While many of us have been shouting about this from the rooftops for years now, with each passing day it becomes more clear what a terrifyingly gigantic powder keg we have created. There is no debate that this will end in a compete financial holocaust, the only question is when and how. As time progresses, the practices and desperation of the status quo to keep the sheeple in debt and consuming is getting increasingly insane. We learn from the Wall Street Journal that:
The average price of a new car is now $31,000, up $3,000 in the past four years. But at the same time, the average monthly car payment edged down, to $460 from $465—the result of longer loan terms and lower interest rates.
In the final quarter of 2012, the average term of a new car note stretched out to 65 months, the longest ever, according to Experian Information Solutions Inc. Experian said that 17% of all new car loans in the past quarter were between 73 and 84 months and there were even a few as long as 97 months. Four years ago, only 11% of loans fell into this category.
Such long term loans can present consumers and lenders with heightened risk. With a six- or seven-year loan, it takes car-buyers longer to reach the point where they owe less on the car than it is worth. Having “negative equity” or being “upside down” in a car makes it harder to trade or sell the vehicle if the owner can’t make payments.
Hmmm, sound familiar?
Car makers have mixed feelings about long-term loans. They allow consumers to buy more expensive—and profitable—cars. But long loans may keep some people from replacing their cars, cutting into future sales.
I love how THAT is what they are concerned about.
Experts say there is an appetite for more risk because banks see limited downside in auto lending. The delinquency rates on car loans are near record lows, and used car values are at record highs. And if a buyer defaults, the bank can repossess and sell cars with limited losses.
Again, sound familiar?
Melinda Zabritski, director of automotive credit for Experian, said the greater availability of credit is helping the surge in new car sales. The percentage of subprime loans isn’t far below the record level of 2007, and the length of loans is growing, she said.
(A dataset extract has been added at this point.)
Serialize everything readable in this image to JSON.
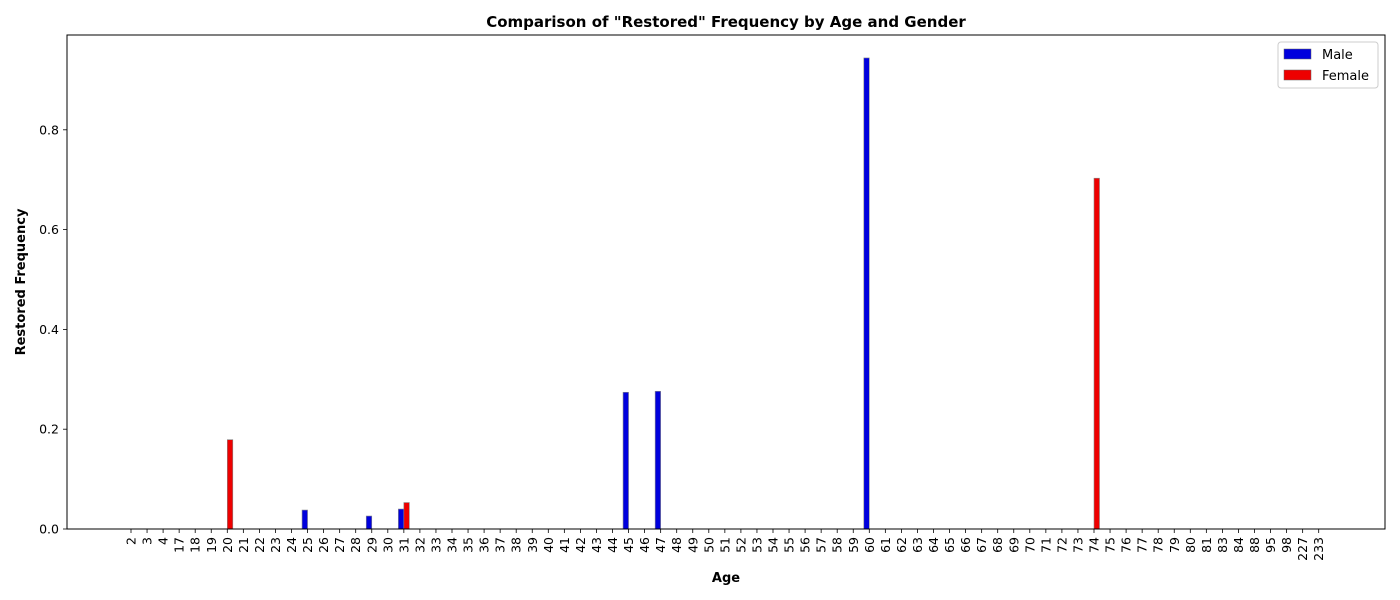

The length of loans has come a long way since Lee Iacocca, then a Ford regional manager, helped pioneer auto loans in the 1950s. He became a management star by developing a ’56 for $56 sales pitch. The idea: consumers could buy a 1956 Ford for 20% down and $56 a month. The loans were paid off in just 36 months.
Yep, we’ve come a long way alright. All the way to a bankrupt Banana Republic run by insane, immoral and extremely dangerous oligarchs and Central Bankers.